Asian markets finished mixed as of the most recent closing prices. The Nikkei 225 gained 2.51% and the Shanghai Composite rose 0.73%. The Hang Seng lost 0.07%. European markets are lower today with shares in Germany off the most. The DAX is down 0.18% while London's FTSE 100 is off 0.02% and France's CAC 40 is lower by 0.01%.
The rupee was trading at Rs 68.18 against the US$ in the afternoon session. Oil prices were trading at US$ 52.62 at the time of writing.
According to an article in The Economic Times, Coal India announced that in this month, it will be starting the second phase of auction of coal linkages for the non-regulated sector and is likely to put on offer 14.5 million tonnes (MT) of fuel.
In this regard, Tranche II of auction of coal linkages for sponge iron sub-sector under non-regulated sector will start from January 17 onwards. Further, in the non-regulated sector, the auction of coal linkages will be for sponge iron, cement, steel and others.
One must note that, the company will put on offer of around 5 MT of coal for the sponge iron sector. In the first round, the company had auctioned around 22 MT of fuel linkages for the non-regulated sector. Also, last year, the Cabinet Committee on Economic Affairs had approved allocation of coal linkages for non-regulated sector only through auction route.
2015 had been an absolutely terrible year for metals and mining companies. Almost all of them saw their stock prices plunge and how. 2016, had seen a reversal of sorts though. Barring SAIL and Coal India, all the metals and mining companies have outperformed the Sensex by a wide margin. In one of our premium editions of The 5 Minute WrapUp, we have cited the reasons Coal India's underperformance (Subscription Required). Going forward, whether the worst gets over and prices start to rise again will be the key things to watch out for.
Coal India has underperformed the S&P BSE Metal Index for the first time in three years. While the metal and mining index gained 47%, making it the top performing sectoral gauge of 2016, Coal India has fallen nearly 7.5%.
Coal India's share price ended the day up by 0.5%.
Moving on to the news from stocks in IT sector. HCL Technologies share price surged by 2.7% after it was reported that it has concluded the acquisition of Butler America Aerospace, LLC (Butler Aerospace) with effect from 3 January 2017. Butler Aerospace is a wholly owned subsidiary of Butler America LLC.
One must note that, HCL had announced in October 2016 regarding its acquisition of Butler America Aerospace, an aerospace & defense engineering service provider to US aerospace and defense customers. The acquisition is excluding the staffing business of Butler America Inc. The consideration for this acquisition was US$85 million payable in cash.

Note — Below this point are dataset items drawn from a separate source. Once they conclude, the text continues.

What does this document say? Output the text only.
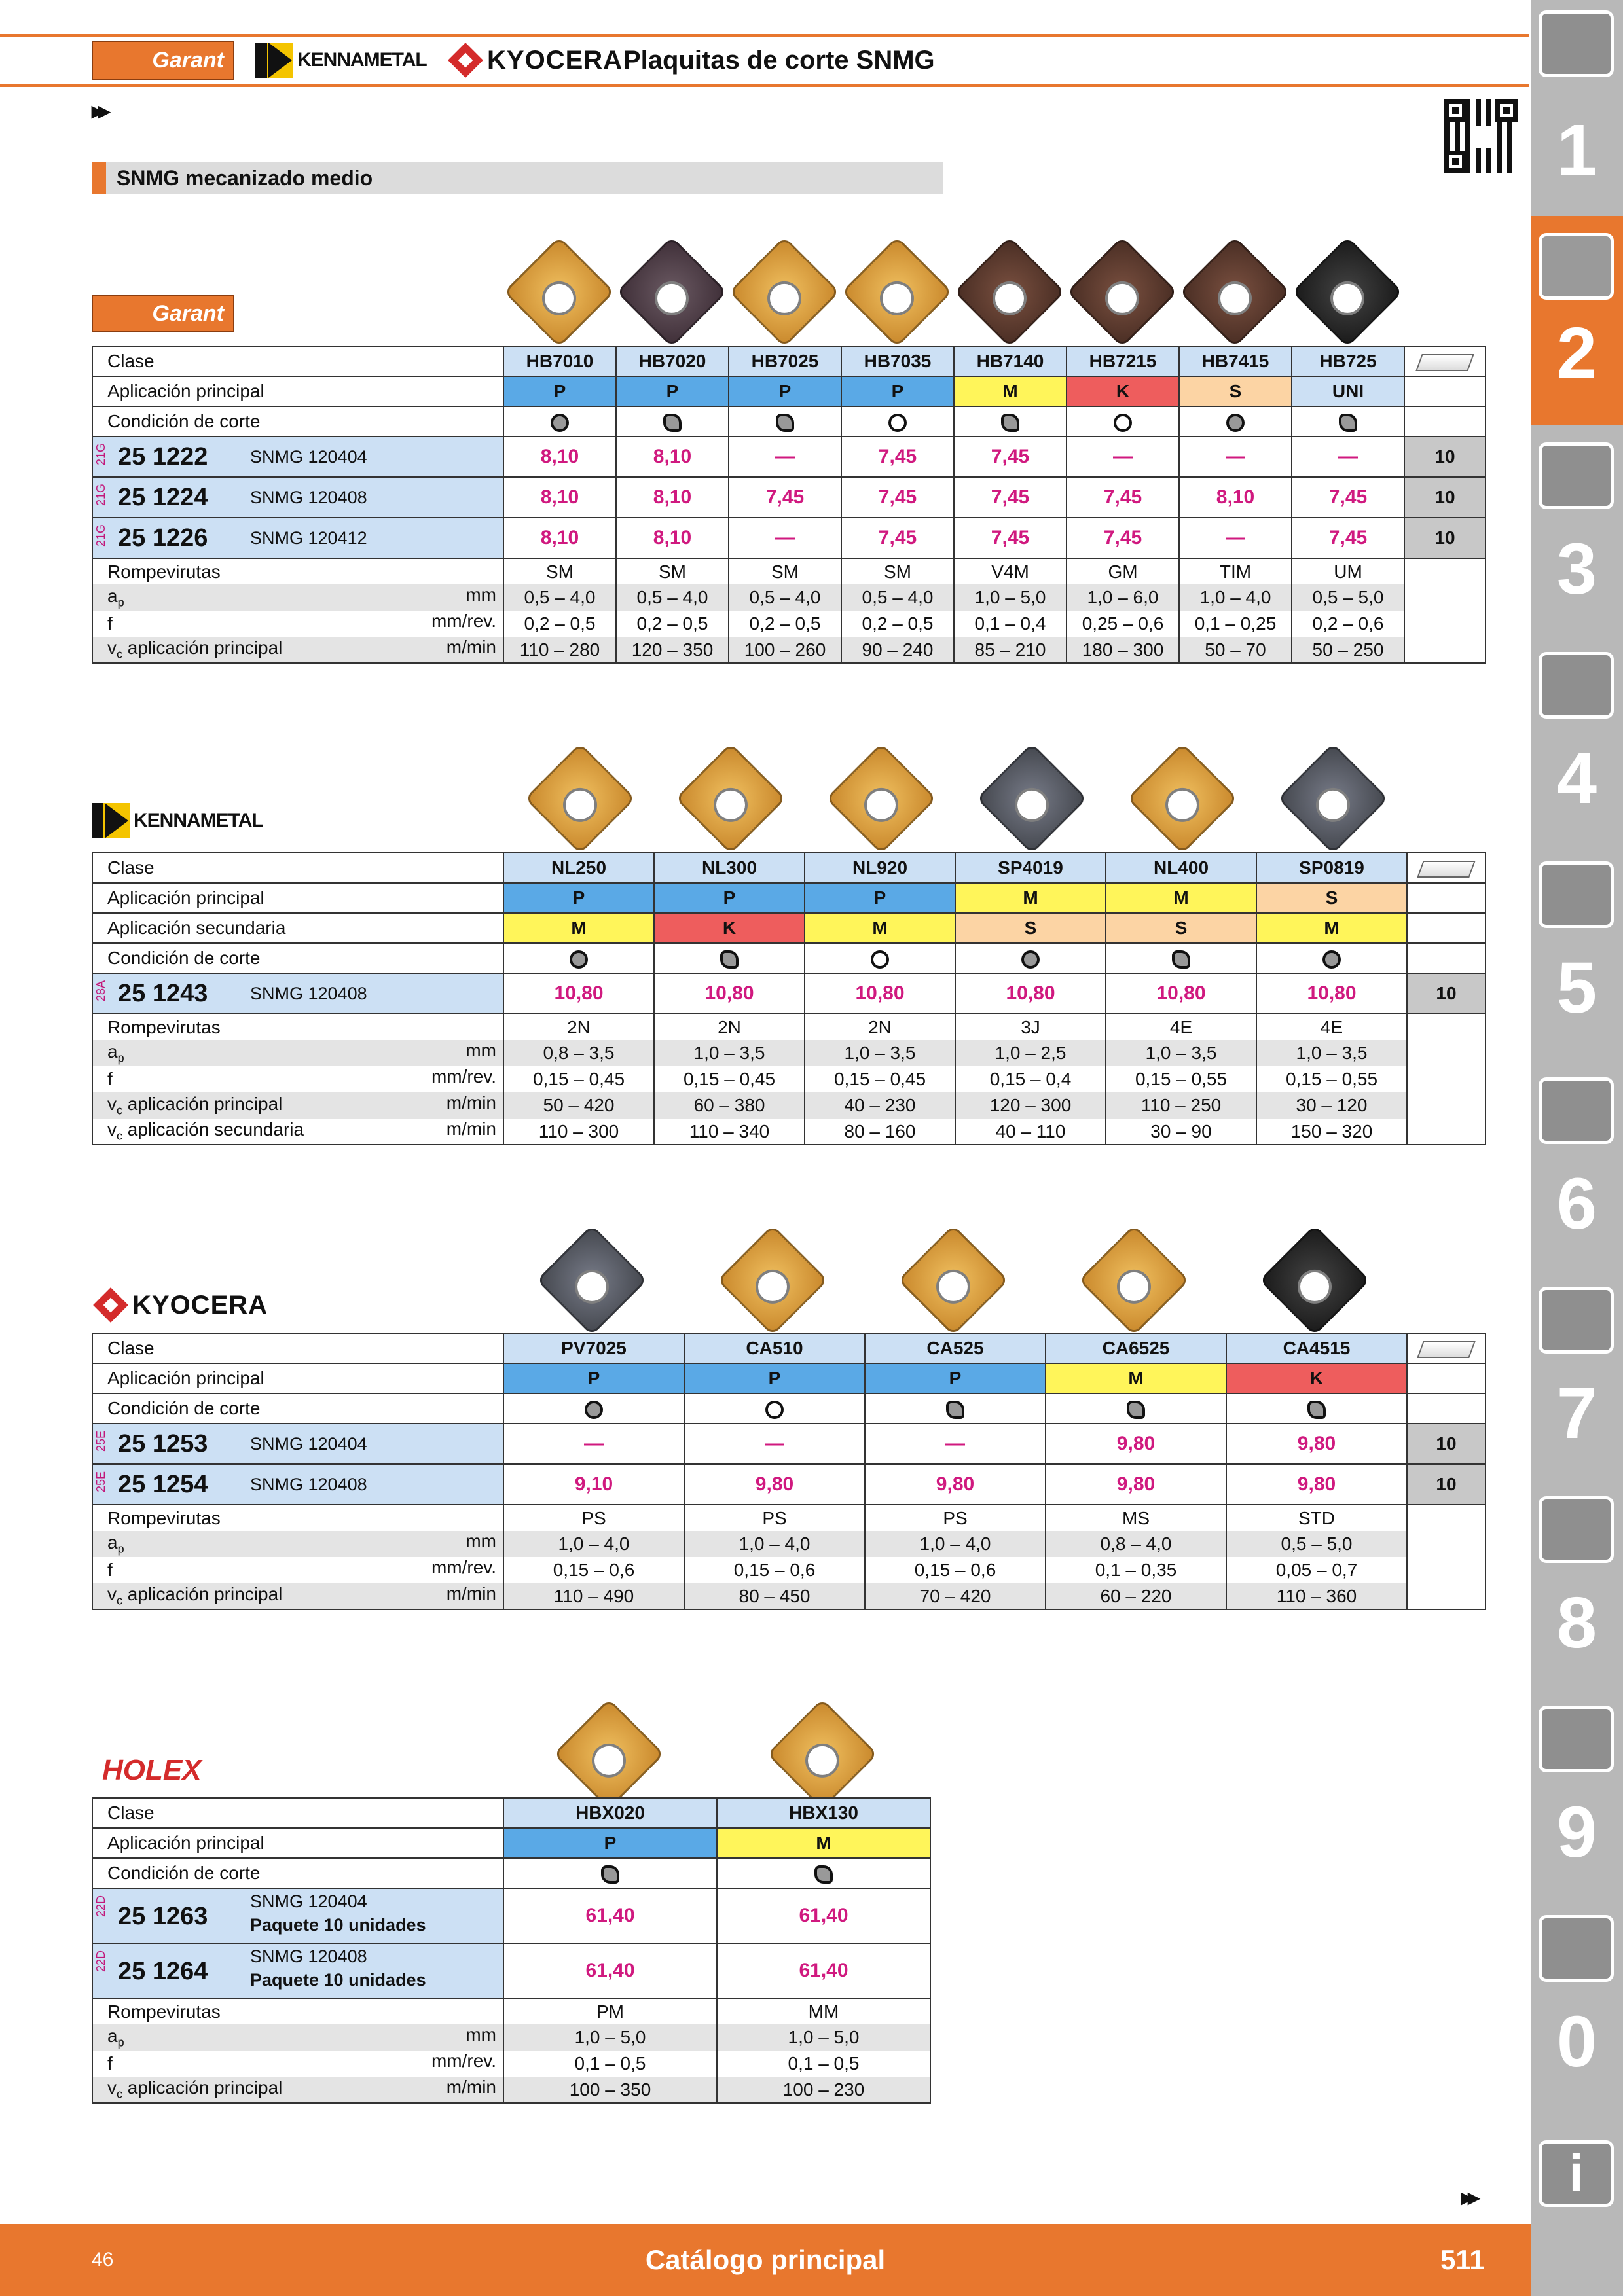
Garant	KENNAMETAL KYOCERA Plaquitas de corte SNMG
▸▸
SNMG mecanizado medio
Garant
Clase	HB7010	HB7020	HB7025	HB7035	HB7140	HB7215	HB7415	HB725	
Aplicación principal	P	P	P	P	M	K	S	UNI	
Condición de corte									

21G 25 1222 SNMG 120404	8,10	8,10	—	7,45	7,45	—	—	—	10

21G 25 1224 SNMG 120408	8,10	8,10	7,45	7,45	7,45	7,45	8,10	7,45	10

21G 25 1226 SNMG 120412	8,10	8,10	—	7,45	7,45	7,45	—	7,45	10
Rompevirutas	SM	SM	SM	SM	V4M	GM	TIM	UM	
$a_p$ mm	0,5 – 4,0	0,5 – 4,0	0,5 – 4,0	0,5 – 4,0	1,0 – 5,0	1,0 – 6,0	1,0 – 4,0	0,5 – 5,0	
f mm/rev.	0,2 – 0,5	0,2 – 0,5	0,2 – 0,5	0,2 – 0,5	0,1 – 0,4	0,25 – 0,6	0,1 – 0,25	0,2 – 0,6	
$v_c$ aplicación principal m/min	110 – 280	120 – 350	100 – 260	90 – 240	85 – 210	180 – 300	50 – 70	50 – 250	
KENNAMETAL
Clase	NL250	NL300	NL920	SP4019	NL400	SP0819	
Aplicación principal	P	P	P	M	M	S	
Aplicación secundaria	M	K	M	S	S	M	
Condición de corte							

28A 25 1243 SNMG 120408	10,80	10,80	10,80	10,80	10,80	10,80	10
Rompevirutas	2N	2N	2N	3J	4E	4E	
$a_p$ mm	0,8 – 3,5	1,0 – 3,5	1,0 – 3,5	1,0 – 2,5	1,0 – 3,5	1,0 – 3,5	
f mm/rev.	0,15 – 0,45	0,15 – 0,45	0,15 – 0,45	0,15 – 0,4	0,15 – 0,55	0,15 – 0,55	
$v_c$ aplicación principal m/min	50 – 420	60 – 380	40 – 230	120 – 300	110 – 250	30 – 120	
$v_c$ aplicación secundaria m/min	110 – 300	110 – 340	80 – 160	40 – 110	30 – 90	150 – 320	
KYOCERA
Clase	PV7025	CA510	CA525	CA6525	CA4515	
Aplicación principal	P	P	P	M	K	
Condición de corte						

25E 25 1253 SNMG 120404	—	—	—	9,80	9,80	10

25E 25 1254 SNMG 120408	9,10	9,80	9,80	9,80	9,80	10
Rompevirutas	PS	PS	PS	MS	STD	
$a_p$ mm	1,0 – 4,0	1,0 – 4,0	1,0 – 4,0	0,8 – 4,0	0,5 – 5,0	
f mm/rev.	0,15 – 0,6	0,15 – 0,6	0,15 – 0,6	0,1 – 0,35	0,05 – 0,7	
$v_c$ aplicación principal m/min	110 – 490	80 – 450	70 – 420	60 – 220	110 – 360	
HOLEX
Clase	HBX020	HBX130
Aplicación principal	P	M
Condición de corte		

22D 25 1263
SNMG 120404
Paquete 10 unidades	61,40	61,40

22D 25 1264
SNMG 120408
Paquete 10 unidades	61,40	61,40
Rompevirutas	PM	MM
$a_p$ mm	1,0 – 5,0	1,0 – 5,0
f mm/rev.	0,1 – 0,5	0,1 – 0,5
$v_c$ aplicación principal m/min	100 – 350	100 – 230
▸▸
1
2
3
4
5
6
7
8
9
0
i
46	Catálogo principal	511
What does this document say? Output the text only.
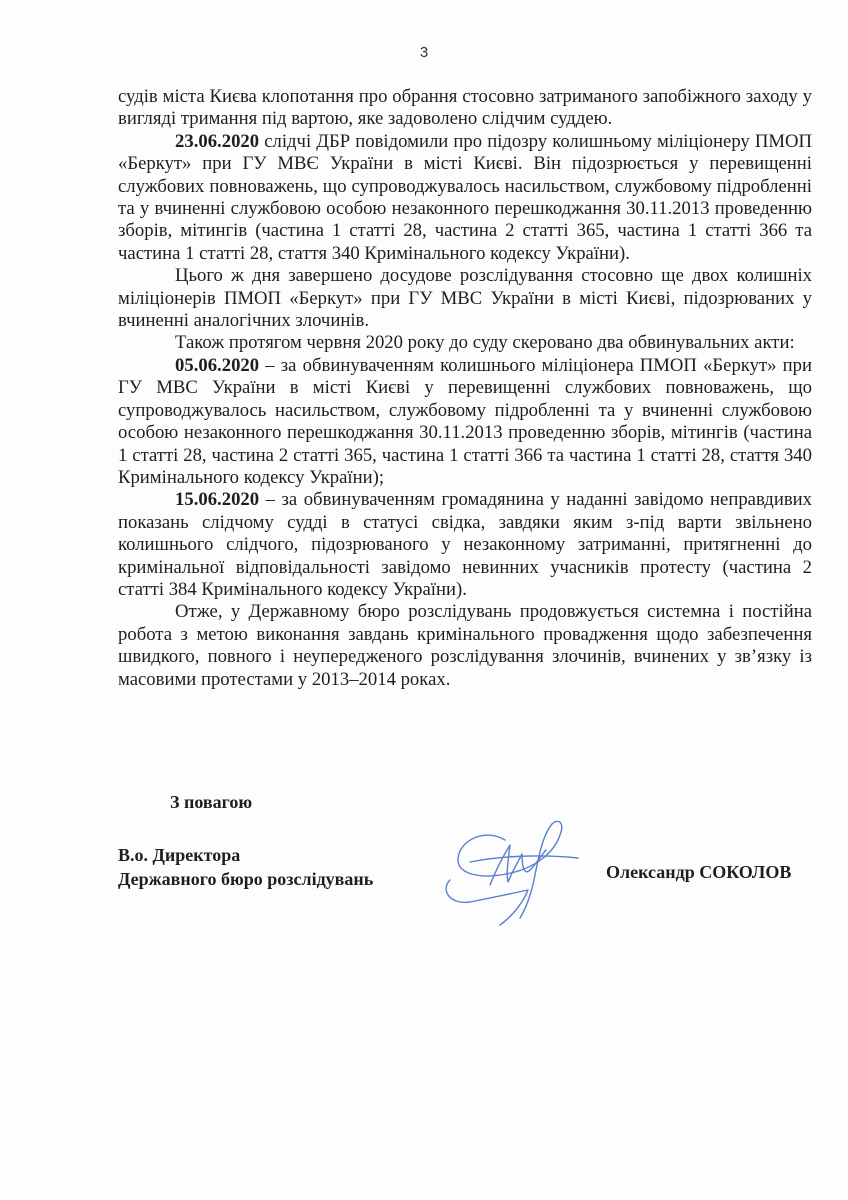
3

судів міста Києва клопотання про обрання стосовно затриманого запобіжного заходу у вигляді тримання під вартою, яке задоволено слідчим суддею.

23.06.2020 слідчі ДБР повідомили про підозру колишньому міліціонеру ПМОП «Беркут» при ГУ МВЄ України в місті Києві. Він підозрюється у перевищенні службових повноважень, що супроводжувалось насильством, службовому підробленні та у вчиненні службовою особою незаконного перешкоджання 30.11.2013 проведенню зборів, мітингів (частина 1 статті 28, частина 2 статті 365, частина 1 статті 366 та частина 1 статті 28, стаття 340 Кримінального кодексу України).

Цього ж дня завершено досудове розслідування стосовно ще двох колишніх міліціонерів ПМОП «Беркут» при ГУ МВС України в місті Києві, підозрюваних у вчиненні аналогічних злочинів.

Також протягом червня 2020 року до суду скеровано два обвинувальних акти:

05.06.2020 – за обвинуваченням колишнього міліціонера ПМОП «Беркут» при ГУ МВС України в місті Києві у перевищенні службових повноважень, що супроводжувалось насильством, службовому підробленні та у вчиненні службовою особою незаконного перешкоджання 30.11.2013 проведенню зборів, мітингів (частина 1 статті 28, частина 2 статті 365, частина 1 статті 366 та частина 1 статті 28, стаття 340 Кримінального кодексу України);

15.06.2020 – за обвинуваченням громадянина у наданні завідомо неправдивих показань слідчому судді в статусі свідка, завдяки яким з-під варти звільнено колишнього слідчого, підозрюваного у незаконному затриманні, притягненні до кримінальної відповідальності завідомо невинних учасників протесту (частина 2 статті 384 Кримінального кодексу України).

Отже, у Державному бюро розслідувань продовжується системна і постійна робота з метою виконання завдань кримінального провадження щодо забезпечення швидкого, повного і неупередженого розслідування злочинів, вчинених у зв’язку із масовими протестами у 2013–2014 роках.

З повагою
В.о. Директора
Державного бюро розслідувань	Олександр СОКОЛОВ
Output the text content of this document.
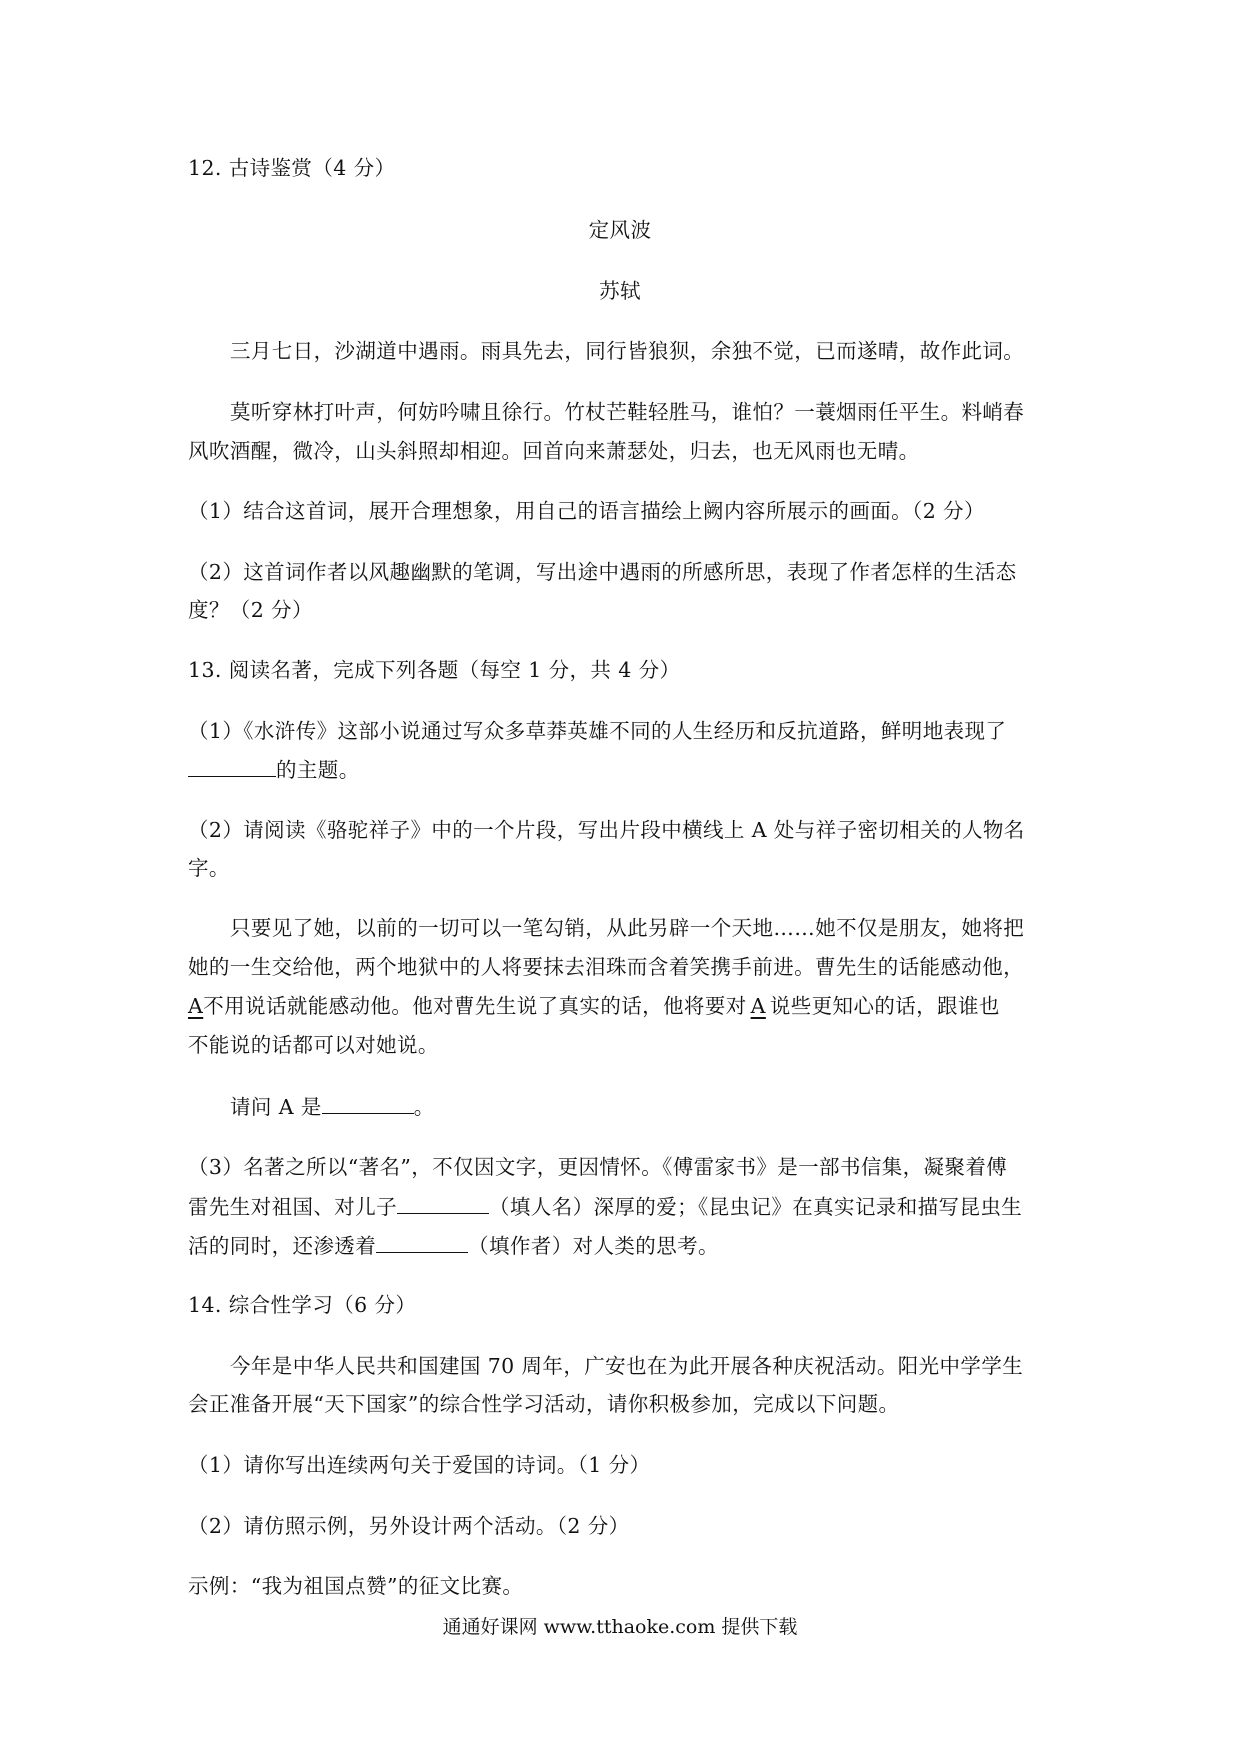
12. 古诗鉴赏（4 分）
定风波
苏轼
三月七日，沙湖道中遇雨。雨具先去，同行皆狼狈，余独不觉，已而遂晴，故作此词。
莫听穿林打叶声，何妨吟啸且徐行。竹杖芒鞋轻胜马，谁怕？一蓑烟雨任平生。料峭春
风吹酒醒，微冷，山头斜照却相迎。回首向来萧瑟处，归去，也无风雨也无晴。
（1）结合这首词，展开合理想象，用自己的语言描绘上阙内容所展示的画面。（2 分）
（2）这首词作者以风趣幽默的笔调，写出途中遇雨的所感所思，表现了作者怎样的生活态
度？（2 分）
13. 阅读名著，完成下列各题（每空 1 分，共 4 分）
（1）《水浒传》这部小说通过写众多草莽英雄不同的人生经历和反抗道路，鲜明地表现了
的主题。
（2）请阅读《骆驼祥子》中的一个片段，写出片段中横线上 A 处与祥子密切相关的人物名
字。
只要见了她，以前的一切可以一笔勾销，从此另辟一个天地……她不仅是朋友，她将把
她的一生交给他，两个地狱中的人将要抹去泪珠而含着笑携手前进。曹先生的话能感动他，
A不用说话就能感动他。他对曹先生说了真实的话，他将要对 A 说些更知心的话，跟谁也
不能说的话都可以对她说。
请问 A 是	。
（3）名著之所以“著名”，不仅因文字，更因情怀。《傅雷家书》是一部书信集，凝聚着傅
雷先生对祖国、对儿子	（填人名）深厚的爱；《昆虫记》在真实记录和描写昆虫生
活的同时，还渗透着	（填作者）对人类的思考。
14. 综合性学习（6 分）
今年是中华人民共和国建国 70 周年，广安也在为此开展各种庆祝活动。阳光中学学生
会正准备开展“天下国家”的综合性学习活动，请你积极参加，完成以下问题。
（1）请你写出连续两句关于爱国的诗词。（1 分）
（2）请仿照示例，另外设计两个活动。（2 分）
示例：“我为祖国点赞”的征文比赛。
通通好课网 www.tthaoke.com 提供下载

Reportedly, the acquisition will bolster HCL's capabilities in engineering services and access to clients with large R&D spends. India is an information technology powerhouse. In an extremely challenging global economy, western corporations are now expecting Indian IT firms to deliver a more compelling value proposition in terms of growth prospects. Going forward, whether the Indian IT firms are up to the task will be the key thing to watch out for.